TECHNICOLOUR vs MONOCHROME
Author: Bruce Jenkins Date Posted:16 July 2021
There is a tendency to characterise decades with a single image. Thus, the Sixties were paisley, flares defined the Seventies and the Eighties were neon bright. Of course it could never be as simple as that; we adopt labels as a way to summarise, with all the shrinkage that implies. Take British band The Cure, for example. Much of their popular recognition came from a handful of upbeat singles ( "The Love Cats", "Let’s Go To Bed") yet their musical reputation was built on the goth period and the three albums released between 1980 and 1982. It is the middle LP, Faith, that presents The Cure in all their downcast glory.
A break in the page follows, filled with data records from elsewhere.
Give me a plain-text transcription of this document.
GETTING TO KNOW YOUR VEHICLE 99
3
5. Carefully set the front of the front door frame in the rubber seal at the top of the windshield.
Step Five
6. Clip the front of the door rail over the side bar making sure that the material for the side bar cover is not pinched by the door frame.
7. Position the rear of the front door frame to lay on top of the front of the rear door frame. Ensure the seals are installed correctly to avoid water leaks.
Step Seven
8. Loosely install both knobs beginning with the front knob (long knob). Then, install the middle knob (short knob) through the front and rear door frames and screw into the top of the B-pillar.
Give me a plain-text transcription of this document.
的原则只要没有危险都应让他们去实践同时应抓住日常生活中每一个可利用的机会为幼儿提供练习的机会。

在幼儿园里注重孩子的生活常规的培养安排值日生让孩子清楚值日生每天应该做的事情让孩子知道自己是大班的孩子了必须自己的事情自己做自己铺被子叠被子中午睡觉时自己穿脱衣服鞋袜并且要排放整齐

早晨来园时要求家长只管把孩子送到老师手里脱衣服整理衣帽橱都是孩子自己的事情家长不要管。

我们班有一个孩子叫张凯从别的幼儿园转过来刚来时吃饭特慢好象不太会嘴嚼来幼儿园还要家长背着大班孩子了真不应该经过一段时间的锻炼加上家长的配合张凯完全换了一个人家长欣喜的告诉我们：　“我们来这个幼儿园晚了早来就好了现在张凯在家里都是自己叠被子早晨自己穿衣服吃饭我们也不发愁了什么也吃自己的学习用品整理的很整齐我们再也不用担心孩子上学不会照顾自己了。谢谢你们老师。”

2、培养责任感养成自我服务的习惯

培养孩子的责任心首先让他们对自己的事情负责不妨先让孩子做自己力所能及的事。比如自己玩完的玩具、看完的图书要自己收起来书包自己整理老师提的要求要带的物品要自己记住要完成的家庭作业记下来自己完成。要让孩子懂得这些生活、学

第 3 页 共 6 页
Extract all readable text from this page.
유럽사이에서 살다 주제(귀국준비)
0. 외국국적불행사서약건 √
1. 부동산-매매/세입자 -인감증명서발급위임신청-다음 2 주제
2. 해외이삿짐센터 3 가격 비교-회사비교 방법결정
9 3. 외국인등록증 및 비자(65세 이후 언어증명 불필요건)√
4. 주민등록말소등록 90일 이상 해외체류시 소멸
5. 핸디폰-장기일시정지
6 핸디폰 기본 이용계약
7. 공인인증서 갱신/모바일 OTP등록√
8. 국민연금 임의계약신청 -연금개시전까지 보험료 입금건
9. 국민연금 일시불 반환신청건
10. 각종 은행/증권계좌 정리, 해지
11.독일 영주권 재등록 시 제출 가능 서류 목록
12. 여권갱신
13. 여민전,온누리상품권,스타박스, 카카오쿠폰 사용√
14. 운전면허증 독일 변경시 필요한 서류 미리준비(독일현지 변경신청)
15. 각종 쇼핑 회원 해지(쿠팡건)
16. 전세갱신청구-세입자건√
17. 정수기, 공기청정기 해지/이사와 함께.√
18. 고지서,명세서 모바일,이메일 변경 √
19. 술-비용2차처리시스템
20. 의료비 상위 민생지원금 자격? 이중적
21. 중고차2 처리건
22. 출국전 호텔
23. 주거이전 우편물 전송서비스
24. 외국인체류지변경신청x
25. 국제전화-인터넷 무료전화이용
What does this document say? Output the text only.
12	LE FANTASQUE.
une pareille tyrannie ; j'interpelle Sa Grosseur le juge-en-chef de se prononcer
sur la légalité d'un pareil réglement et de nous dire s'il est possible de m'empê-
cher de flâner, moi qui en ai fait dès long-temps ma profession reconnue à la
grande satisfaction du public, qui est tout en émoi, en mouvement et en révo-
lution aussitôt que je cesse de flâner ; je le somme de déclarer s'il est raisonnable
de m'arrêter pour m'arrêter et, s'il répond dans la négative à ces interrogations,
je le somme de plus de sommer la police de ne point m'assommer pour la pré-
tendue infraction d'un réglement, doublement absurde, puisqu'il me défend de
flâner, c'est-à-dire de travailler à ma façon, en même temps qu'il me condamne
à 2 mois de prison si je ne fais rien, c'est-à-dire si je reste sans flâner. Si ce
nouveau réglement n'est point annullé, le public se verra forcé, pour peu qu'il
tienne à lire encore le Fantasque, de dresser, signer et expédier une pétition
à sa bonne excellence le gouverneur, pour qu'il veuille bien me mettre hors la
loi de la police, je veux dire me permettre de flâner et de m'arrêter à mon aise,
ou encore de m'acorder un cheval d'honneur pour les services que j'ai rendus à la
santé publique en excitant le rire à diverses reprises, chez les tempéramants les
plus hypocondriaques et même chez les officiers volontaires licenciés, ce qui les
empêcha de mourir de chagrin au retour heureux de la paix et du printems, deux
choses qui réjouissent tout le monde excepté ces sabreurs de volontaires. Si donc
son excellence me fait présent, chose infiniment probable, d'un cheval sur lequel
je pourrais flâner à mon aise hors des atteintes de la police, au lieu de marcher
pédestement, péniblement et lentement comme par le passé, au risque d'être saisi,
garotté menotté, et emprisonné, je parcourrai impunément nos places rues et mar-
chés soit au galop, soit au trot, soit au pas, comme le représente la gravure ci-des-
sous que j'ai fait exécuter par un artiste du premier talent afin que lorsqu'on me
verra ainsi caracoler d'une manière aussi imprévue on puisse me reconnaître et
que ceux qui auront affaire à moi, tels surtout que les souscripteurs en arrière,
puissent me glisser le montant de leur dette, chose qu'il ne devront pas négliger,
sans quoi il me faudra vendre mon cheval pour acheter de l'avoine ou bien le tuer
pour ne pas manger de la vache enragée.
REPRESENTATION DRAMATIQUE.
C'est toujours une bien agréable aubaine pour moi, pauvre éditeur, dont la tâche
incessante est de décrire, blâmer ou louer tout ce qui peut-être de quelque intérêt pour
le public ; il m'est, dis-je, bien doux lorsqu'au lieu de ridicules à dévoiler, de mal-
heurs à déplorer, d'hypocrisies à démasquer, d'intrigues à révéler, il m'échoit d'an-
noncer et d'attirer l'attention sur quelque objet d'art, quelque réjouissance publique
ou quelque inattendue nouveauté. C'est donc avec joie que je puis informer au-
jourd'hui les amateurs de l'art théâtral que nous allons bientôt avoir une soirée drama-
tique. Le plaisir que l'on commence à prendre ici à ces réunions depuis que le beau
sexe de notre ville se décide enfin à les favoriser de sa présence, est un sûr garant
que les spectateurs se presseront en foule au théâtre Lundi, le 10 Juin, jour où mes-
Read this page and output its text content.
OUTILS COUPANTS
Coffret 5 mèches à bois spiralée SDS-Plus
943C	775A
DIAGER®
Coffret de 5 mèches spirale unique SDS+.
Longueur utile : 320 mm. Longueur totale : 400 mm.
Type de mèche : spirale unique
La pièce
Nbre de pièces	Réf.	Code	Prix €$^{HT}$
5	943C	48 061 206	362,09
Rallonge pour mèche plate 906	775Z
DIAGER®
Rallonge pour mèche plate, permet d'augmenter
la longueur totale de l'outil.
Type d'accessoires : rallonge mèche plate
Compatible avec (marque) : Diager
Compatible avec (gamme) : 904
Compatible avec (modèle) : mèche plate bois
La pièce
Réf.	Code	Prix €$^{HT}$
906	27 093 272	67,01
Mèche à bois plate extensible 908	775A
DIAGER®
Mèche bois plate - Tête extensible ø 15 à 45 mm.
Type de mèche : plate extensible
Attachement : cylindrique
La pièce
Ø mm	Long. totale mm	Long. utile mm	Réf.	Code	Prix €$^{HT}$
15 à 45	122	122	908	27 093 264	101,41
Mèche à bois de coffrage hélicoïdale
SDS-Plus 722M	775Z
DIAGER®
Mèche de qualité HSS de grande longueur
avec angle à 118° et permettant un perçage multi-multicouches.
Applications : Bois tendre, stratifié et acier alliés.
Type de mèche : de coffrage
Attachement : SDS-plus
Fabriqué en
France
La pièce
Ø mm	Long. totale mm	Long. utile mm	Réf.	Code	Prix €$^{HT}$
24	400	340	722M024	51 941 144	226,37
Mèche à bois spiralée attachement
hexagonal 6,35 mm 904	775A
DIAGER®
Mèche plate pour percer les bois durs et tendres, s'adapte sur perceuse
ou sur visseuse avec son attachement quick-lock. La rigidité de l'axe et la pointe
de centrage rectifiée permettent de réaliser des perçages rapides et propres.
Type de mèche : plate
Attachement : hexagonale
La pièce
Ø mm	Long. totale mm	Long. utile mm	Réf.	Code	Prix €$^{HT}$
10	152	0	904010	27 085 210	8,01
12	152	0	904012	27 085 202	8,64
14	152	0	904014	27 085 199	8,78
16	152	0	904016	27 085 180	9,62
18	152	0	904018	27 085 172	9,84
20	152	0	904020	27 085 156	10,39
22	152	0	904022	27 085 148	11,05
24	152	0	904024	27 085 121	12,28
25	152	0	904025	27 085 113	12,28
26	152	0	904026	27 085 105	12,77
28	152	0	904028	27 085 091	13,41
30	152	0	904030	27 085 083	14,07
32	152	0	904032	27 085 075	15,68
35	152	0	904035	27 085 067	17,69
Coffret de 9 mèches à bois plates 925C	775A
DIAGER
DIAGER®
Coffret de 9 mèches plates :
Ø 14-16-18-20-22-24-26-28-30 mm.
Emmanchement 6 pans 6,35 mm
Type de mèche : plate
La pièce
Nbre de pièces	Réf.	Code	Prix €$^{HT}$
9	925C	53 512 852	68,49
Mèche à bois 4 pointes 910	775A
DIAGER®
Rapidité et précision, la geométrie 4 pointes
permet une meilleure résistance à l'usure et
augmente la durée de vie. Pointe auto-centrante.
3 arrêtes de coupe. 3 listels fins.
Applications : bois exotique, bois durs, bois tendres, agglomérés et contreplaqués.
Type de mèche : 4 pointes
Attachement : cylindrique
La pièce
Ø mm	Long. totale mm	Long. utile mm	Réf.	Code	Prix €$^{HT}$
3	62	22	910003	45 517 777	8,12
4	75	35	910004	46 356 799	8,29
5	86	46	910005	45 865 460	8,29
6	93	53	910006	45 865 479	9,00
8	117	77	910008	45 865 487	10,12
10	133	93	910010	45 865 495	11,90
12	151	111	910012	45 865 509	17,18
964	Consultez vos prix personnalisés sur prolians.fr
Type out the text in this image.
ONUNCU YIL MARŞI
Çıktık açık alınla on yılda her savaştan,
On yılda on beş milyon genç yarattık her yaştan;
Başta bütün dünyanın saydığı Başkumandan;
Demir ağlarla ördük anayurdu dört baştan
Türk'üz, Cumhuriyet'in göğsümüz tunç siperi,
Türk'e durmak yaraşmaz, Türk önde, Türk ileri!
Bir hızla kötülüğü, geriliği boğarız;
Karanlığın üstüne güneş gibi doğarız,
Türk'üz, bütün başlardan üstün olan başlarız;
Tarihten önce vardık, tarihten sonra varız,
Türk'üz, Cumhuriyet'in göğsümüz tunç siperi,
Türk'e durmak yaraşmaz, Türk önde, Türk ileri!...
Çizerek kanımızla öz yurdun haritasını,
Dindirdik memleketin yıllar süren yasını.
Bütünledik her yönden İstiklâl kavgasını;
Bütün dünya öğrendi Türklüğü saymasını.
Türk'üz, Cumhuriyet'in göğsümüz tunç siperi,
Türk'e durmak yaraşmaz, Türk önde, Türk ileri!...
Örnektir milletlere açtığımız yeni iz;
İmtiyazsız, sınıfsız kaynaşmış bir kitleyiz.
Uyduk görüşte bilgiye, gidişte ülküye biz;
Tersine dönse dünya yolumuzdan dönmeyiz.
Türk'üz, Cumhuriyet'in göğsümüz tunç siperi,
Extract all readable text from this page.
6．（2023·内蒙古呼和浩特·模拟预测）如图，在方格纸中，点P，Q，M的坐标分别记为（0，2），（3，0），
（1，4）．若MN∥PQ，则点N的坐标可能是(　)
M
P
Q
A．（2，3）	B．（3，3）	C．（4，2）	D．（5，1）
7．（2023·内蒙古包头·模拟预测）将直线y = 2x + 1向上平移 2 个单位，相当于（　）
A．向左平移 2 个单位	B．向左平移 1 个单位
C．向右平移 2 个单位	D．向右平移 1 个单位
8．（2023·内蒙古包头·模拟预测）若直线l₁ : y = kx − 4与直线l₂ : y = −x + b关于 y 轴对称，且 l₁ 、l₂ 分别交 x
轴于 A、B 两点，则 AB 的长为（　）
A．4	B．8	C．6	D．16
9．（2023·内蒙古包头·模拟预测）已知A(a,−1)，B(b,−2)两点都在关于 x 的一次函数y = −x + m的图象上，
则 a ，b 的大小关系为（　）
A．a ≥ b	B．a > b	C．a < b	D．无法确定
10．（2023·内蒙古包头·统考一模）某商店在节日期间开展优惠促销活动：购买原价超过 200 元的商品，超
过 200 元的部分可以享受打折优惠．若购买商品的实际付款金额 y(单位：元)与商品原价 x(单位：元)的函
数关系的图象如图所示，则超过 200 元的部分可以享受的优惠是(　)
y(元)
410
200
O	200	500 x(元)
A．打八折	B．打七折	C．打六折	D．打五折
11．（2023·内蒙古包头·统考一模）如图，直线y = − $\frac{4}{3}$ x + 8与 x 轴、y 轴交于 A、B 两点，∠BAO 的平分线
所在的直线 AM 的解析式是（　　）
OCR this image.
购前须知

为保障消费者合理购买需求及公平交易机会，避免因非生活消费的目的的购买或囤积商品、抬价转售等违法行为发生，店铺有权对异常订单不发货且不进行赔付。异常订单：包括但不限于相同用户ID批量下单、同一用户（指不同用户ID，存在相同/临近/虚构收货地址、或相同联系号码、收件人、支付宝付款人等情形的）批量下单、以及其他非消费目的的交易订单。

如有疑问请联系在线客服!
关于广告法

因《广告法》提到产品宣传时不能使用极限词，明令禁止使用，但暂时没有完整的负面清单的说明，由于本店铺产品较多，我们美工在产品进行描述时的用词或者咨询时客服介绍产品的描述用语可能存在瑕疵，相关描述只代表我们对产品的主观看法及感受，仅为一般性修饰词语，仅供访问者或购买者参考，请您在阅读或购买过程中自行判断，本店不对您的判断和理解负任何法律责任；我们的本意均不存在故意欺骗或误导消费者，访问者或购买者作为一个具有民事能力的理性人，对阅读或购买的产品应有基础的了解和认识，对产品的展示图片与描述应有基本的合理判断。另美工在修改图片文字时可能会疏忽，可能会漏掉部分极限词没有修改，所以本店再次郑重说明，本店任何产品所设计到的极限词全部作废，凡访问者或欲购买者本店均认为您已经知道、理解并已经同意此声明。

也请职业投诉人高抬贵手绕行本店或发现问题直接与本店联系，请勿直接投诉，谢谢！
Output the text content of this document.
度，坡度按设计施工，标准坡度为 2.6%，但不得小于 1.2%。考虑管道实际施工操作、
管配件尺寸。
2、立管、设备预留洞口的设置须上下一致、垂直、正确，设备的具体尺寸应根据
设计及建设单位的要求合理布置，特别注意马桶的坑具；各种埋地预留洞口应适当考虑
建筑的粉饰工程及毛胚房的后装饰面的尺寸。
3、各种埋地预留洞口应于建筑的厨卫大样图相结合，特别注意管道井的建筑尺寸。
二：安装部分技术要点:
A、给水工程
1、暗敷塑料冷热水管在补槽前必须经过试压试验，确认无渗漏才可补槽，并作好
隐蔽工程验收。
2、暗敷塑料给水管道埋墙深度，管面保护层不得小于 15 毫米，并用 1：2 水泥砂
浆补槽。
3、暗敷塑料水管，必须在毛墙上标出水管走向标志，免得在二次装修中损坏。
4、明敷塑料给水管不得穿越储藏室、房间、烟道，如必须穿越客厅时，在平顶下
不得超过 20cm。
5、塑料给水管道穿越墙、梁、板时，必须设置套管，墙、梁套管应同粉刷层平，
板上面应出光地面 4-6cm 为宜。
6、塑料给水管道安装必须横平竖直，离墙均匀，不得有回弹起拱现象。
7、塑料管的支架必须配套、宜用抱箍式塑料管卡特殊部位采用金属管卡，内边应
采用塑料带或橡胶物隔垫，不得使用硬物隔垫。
Pick up Faith and you are greeted by a washed out monochrome photo of a fog-shrouded English church. It is a weeping, bleak image, well-matched to the mood of the music. Gloom, of course, was exactly what the goth scene projected, as the signature fashion statement of black clothes and pale skin so strikingly demonstrates. But giving the music time and space, making room to explore this B&W world, can reveal much to enjoy.
Faith opens with "The Holy Hour". The instrumentation is sparse, the atmosphere dreamy yet unsettling. Robert Smith’s voice does not even enter until the one-and-a-half minute mark and when it does it is back in the mix, almost like the human presence is distant, lost in the fog. A tolling bell signifies the end of the piece. But then the pace accelerates, with (the modestly successful single) "Primary". This song has lots of effects in play, and rattles along at quite a clip like a goth REM. That’s the way the album unfolds; within its austere world there are eight shades of grey ranging from melancholy ("The Drowning Man") to enraged ("Doubt"), while the lyrics canvas ageing, death and isolation. Yes, it is downbeat. Yes, it is compelling. Yes, it is rather brilliant. Perfect for a chilly winter’s afternoon or late night brooding.
In startling contrast to the austere pessimism of the oh-so-English Cure we have Hollywood’s glitz and high-octane energy, represented in all its Eighties technicolour glory by Kenny Loggins At The Movies. This 2021 RSD release gathers together Loggins’ film music songs into one bright and breezy thirty-six minute blast of pop exuberance.
The LP opens with "I’m Alright" from Caddyshack (1980), Loggins’ first foray into songs for movies. The single quickly proved what a fine career move this was, reaching the US Top 10. Things soon got even better for the man who came to be dubbed "King of the Movie Soundtrack" (we’re not sure who awarded him this regal title). Loggins’ next film commission was Footloose. You probably know the rest: the title song was a #1 hit in a many countries (including the US, Australia and New Zealand) and remains a staple of Classic Rock FM radio to this day.
Was Kenny Loggins ground down by the demands of movie songwriting? Not in the slightest! Top Gun came next, the soundtrack LP being a massive seller on the back of "Danger Zone" and "Playing with the boys", both featured on Kenny Loggins At The Movies. A couple more (less lauded) movies rounded out a massively successful decade for Mr Loggins.
Pondering that title, "King of the movie soundtrack", one cannot help thinking about another King, Elvis Presley, who not only starred in over thirty movies, but recorded soundtrack LPs for seventeen of them. How does "Jailhouse Rock" measure up against "Footloose"? We’ll leave that for you to debate, because we’re off to a party being thrown by the warden at the county jail. The prison band is there and maybe they will play some Cure covers.